I don’t mind telling you that after this session was over my head was so full of thoughts that I obtained coffee, or at least the best available facsimile, and tried talking to Alex but had to excuse myself because I needed to try and write something down before everything I was thinking escaped; I couldn’t speak even to Alex in case it overwrote what I was struggling to articulate. After twenty-five minutes I had something like the plan of a paper, restating with extra nuance my thoughts about the regionality of the Pictish kingdom, and was able to put it away confident that some day I could write it (as indeed I subsequently have, though much of that first rush has then turned out to be unsustainable). That was the kind of session this had been for me, the kind that could not be fully contained in my head for the explosion of possibilities. “And I’m not even lying.”

608. Beyond the Invasion Narrative: the Roman world and its neighbours in late Antiquity, IV – new narratives in Hispania

Of course I don’t really work on Scotland any more, and if I ever finish that aforesaid paper it will likely be my goodbye to the research area. How convenient for me, then, that Professor Halsall’s excellent contributors also included a number of people interested in the Iberian peninsula!4? They were:

  • Iñaki Martín Viso, “Fragmentation and Thin Polities: dynamics of the post-Roman Duero plateau”
  • The Duero plateau had been an integrated part of Roman Hispania, not rich but with many villas, but the events of the fifth century turned it into a frontier zone between the Sueves and Visigoths, neither of whom really had much governmental presence there, and as such seems to have localised its identity, with seniores loci mentioned by John of Biclaro and perhaps local coinage being issued.

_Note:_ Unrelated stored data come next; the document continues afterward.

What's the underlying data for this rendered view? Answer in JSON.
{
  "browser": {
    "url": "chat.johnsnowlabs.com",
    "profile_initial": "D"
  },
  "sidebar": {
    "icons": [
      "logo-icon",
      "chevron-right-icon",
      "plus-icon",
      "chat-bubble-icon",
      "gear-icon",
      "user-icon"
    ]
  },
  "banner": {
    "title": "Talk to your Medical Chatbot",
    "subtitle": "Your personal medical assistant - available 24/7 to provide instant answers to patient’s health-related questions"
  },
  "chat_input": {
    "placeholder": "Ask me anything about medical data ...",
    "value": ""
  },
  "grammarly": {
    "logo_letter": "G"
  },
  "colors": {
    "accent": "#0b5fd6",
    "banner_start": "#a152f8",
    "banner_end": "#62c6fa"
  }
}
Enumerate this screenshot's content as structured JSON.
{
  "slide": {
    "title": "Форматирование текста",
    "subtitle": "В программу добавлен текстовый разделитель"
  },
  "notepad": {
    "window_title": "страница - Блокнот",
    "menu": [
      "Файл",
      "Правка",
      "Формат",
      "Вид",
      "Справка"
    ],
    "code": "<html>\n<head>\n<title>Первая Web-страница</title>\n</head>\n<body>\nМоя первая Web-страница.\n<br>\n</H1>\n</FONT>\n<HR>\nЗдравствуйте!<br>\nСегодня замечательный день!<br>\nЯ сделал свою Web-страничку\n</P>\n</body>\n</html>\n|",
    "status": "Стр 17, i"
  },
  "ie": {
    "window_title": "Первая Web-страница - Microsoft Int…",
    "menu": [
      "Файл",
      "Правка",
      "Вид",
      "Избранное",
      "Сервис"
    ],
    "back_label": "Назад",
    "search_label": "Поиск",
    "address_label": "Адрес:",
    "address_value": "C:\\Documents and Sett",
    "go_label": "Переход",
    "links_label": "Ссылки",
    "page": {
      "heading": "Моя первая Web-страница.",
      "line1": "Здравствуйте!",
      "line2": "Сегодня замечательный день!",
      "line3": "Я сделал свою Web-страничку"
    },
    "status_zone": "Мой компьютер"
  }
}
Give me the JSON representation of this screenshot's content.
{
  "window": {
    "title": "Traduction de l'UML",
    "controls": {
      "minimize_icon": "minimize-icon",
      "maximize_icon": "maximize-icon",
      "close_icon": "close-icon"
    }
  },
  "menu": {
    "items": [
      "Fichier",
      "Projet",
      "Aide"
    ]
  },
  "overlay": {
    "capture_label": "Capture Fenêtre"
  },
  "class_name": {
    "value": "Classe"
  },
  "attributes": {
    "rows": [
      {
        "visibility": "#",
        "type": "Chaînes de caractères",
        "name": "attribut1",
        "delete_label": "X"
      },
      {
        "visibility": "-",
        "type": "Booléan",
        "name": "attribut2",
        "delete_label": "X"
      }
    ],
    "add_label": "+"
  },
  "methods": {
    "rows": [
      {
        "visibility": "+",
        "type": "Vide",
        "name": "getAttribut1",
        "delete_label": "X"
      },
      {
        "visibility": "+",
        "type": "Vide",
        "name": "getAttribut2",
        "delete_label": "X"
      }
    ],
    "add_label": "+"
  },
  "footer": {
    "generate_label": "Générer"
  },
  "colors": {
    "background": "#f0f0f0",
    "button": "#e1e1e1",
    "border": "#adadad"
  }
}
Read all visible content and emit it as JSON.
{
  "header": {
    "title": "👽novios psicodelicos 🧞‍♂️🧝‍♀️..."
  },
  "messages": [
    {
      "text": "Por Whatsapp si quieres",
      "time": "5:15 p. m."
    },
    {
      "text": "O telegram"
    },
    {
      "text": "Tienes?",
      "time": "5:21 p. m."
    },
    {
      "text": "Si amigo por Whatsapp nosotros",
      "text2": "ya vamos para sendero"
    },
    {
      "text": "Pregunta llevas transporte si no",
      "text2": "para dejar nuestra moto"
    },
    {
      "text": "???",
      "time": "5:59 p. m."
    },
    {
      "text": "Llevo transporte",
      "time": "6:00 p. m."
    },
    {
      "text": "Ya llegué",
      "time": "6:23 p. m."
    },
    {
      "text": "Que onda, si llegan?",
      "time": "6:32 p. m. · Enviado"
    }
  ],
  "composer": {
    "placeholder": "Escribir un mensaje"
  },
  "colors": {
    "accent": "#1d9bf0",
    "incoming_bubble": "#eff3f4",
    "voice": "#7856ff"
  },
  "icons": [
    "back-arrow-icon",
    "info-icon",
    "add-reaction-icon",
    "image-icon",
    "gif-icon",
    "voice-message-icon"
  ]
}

Hillforts grew up, though none have yet been dug so the association is kind of hypothetical. The Visigothic kingdom, when it re-established itself here, seems to have done so not least by giving the local élites rights to tax or withdrawing them, but the lack of towns meant that it was never an integrated part of Toledo’s enterprise. This does not however mean, argued Professor Martín, that it was not part of the state, and he argued that we should recognise this as a kind of `soft hegemony’ that might let us think usefully about how the successor states worked in their own terms, with the kings getting the status that kept them in power and the regions getting the autonomy that stopped them from wanting away from kings. We’ve seen something like this idea expressed here before, I think, so I was right down with this.

  • Juan Antonio Quirós Castillo and Alfonso Vigil-Escalera, “The Elephant in the Room: new approaches to early medieval cemeteries in Spain”
  • Pretty much everything I know about burial in Visigothic Spain I read either in Guy Halsall’s Barbarian Migrations or at Historian on the Edge, so I was keen to hear more from two names I have on several reading lists but have never quite got round to reading.5 The two of them, represented by Dr Vigil-Escalera alone, argued that categories like `Roman’ and `barbarian’ won’t cover this kind of evidence, which has urban `barbarians’, rustic `Romans’ and all kinds of other cross-category burials to accommodate, and that the variation could be explained without recourse to foreign populations, even if those were there; the burial evidence in their eyes neither proves nor disproves immigration. The archaeology instead shows a restlessness that is to be expected from a peninsula in political and economic turmoil. Instead of the stereotypes, they detect in the burial evidence a militarised élite interred in lead coffins, a lower grade of burial with few or no grave goods, and nothing visible beneath. Where there are cemeteries that associate with a settlement, 60-95% of graves are furnished, the figure being lower the later the cemetery runs; by the eighth century (but not till then!) grave furnishing had completely stopped. Beyond these generalisations, however, variation in this mortuary landscape was at the community level, not the level of whole `peoples’, and certainly can’t be broken down as `Roman’ vs. `Germanic’. Therefore, they asked, why blame barbarians?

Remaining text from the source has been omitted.